CAROL’S SUMMARY: This spring, as the article below indicates, graduates will face a tough economic climate. But the smartest grads who actually have the discipline to be conscious of their spending, saving and ability to delay gratification will set themselves up for long term financial success and open the greatest number of job options during thick and thin. Grads need to avoid credit card debt and realize that their credit score in life will be with them forever. So, taking the bus or riding your bike to work or walking if that is possible, may be better than being saddled with car payments each month.

Second, grads need to think carefully about who they decide to live with, sign leases with and know fully the tiny print in legal documents that may be binding. If you are not with trustworthy friends, don’t agree to share an apartment with them when they may eat your food or default on the rent which will then impact your credit. Choose your friends wisely and protect yourself.

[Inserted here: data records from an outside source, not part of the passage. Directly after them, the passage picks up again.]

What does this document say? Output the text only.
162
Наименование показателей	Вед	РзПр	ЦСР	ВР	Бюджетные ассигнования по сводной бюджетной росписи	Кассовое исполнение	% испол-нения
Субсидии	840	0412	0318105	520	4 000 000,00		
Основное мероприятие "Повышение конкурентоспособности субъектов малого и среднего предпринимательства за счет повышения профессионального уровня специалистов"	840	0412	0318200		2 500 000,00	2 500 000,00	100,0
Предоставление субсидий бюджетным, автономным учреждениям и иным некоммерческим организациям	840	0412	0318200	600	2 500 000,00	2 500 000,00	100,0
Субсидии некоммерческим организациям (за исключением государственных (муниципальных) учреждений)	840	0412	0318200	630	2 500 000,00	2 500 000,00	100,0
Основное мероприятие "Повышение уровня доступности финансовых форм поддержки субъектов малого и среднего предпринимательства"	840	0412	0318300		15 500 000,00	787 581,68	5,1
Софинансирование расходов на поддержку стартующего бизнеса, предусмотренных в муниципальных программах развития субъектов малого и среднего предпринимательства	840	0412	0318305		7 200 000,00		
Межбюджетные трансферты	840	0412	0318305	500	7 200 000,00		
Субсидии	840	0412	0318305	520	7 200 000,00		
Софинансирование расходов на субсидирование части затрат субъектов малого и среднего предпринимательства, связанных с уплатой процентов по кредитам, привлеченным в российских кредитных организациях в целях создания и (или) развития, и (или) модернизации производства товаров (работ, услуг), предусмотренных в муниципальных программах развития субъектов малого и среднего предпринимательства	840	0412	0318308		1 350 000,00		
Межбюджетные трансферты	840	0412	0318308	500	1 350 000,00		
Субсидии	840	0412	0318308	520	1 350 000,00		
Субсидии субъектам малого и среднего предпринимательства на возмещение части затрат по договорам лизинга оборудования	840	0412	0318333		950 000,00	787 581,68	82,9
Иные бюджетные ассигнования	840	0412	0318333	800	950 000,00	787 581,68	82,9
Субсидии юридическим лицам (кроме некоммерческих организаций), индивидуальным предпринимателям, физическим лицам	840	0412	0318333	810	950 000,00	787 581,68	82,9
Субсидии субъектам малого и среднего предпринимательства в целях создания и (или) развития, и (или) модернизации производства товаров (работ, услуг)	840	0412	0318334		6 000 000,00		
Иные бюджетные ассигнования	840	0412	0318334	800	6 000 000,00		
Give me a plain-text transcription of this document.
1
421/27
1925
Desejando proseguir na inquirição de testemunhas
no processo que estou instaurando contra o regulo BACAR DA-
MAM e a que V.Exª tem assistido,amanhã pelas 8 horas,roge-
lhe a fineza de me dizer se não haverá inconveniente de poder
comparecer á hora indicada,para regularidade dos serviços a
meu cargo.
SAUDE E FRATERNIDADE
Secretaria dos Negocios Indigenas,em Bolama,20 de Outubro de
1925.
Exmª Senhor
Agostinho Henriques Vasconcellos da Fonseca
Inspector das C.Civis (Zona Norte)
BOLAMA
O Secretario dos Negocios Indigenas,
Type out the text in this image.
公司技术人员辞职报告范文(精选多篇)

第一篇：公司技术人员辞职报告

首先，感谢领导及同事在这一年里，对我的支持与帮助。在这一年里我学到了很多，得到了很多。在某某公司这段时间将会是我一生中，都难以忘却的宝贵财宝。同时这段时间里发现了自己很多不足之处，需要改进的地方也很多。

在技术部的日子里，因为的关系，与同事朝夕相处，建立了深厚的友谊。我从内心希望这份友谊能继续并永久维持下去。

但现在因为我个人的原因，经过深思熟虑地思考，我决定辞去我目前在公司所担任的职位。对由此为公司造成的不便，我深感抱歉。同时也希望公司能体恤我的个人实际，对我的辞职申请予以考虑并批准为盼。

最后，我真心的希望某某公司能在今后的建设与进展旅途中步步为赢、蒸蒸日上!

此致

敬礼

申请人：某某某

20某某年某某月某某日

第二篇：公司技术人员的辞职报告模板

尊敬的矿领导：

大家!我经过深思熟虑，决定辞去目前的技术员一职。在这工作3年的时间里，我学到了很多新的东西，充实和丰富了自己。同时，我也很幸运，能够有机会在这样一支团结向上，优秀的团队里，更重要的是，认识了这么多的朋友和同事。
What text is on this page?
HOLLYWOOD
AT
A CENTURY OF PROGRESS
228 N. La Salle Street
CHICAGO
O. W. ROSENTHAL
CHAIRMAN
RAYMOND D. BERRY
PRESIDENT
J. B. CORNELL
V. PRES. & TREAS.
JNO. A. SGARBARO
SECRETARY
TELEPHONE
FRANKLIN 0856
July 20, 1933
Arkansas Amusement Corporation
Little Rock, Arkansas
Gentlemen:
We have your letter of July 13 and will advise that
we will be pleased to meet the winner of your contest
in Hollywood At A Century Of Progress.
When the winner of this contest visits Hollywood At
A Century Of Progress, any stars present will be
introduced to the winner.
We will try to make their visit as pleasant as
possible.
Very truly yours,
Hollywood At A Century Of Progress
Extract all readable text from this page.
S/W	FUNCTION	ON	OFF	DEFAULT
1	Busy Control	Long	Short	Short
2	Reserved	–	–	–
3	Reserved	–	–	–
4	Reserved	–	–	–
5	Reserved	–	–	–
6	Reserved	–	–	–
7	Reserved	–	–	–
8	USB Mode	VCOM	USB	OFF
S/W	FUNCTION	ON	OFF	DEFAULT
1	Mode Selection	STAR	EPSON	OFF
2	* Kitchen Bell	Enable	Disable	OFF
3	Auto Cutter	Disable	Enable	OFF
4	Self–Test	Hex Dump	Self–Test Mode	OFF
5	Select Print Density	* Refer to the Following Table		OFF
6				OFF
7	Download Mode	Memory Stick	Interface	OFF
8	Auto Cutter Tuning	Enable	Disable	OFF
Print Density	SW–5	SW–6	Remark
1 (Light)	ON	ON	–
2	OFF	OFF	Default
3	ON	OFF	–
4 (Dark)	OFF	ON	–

Finally, think about the most creative ways you can earn money and save it. Work two jobs this summer. Live off the income from one and use the other job to pay down student loans and/or save for the future. Developing financial discipline is not only good for you personally, but it will be expected of you in any job you secure at a level which pays more than minimum wage.

ARTICLE:

By KAREN BLUMENTHAL
May 3, 2009

This spring’s college grads are heading out into a world where jobs are tough to come by. The economic outlook is uncertain and all the older people they know are feeling the pain of stock-market losses.

Worse, there are all kinds of nitty-gritty details to deal with: opening bank accounts, choosing health insurance, finding an apartment, lining up transportation and figuring out how to invest. How is a young person supposed to get ahead in this environment?

It’s not easy to master money management during the best times and it’s especially hard to navigate the challenges of a recession. Still, many of the same basic principles apply in good times and bad. And getting a taste of a downturn at the start may make current graduates smarter and more thoughtful than those who graduate during boom times.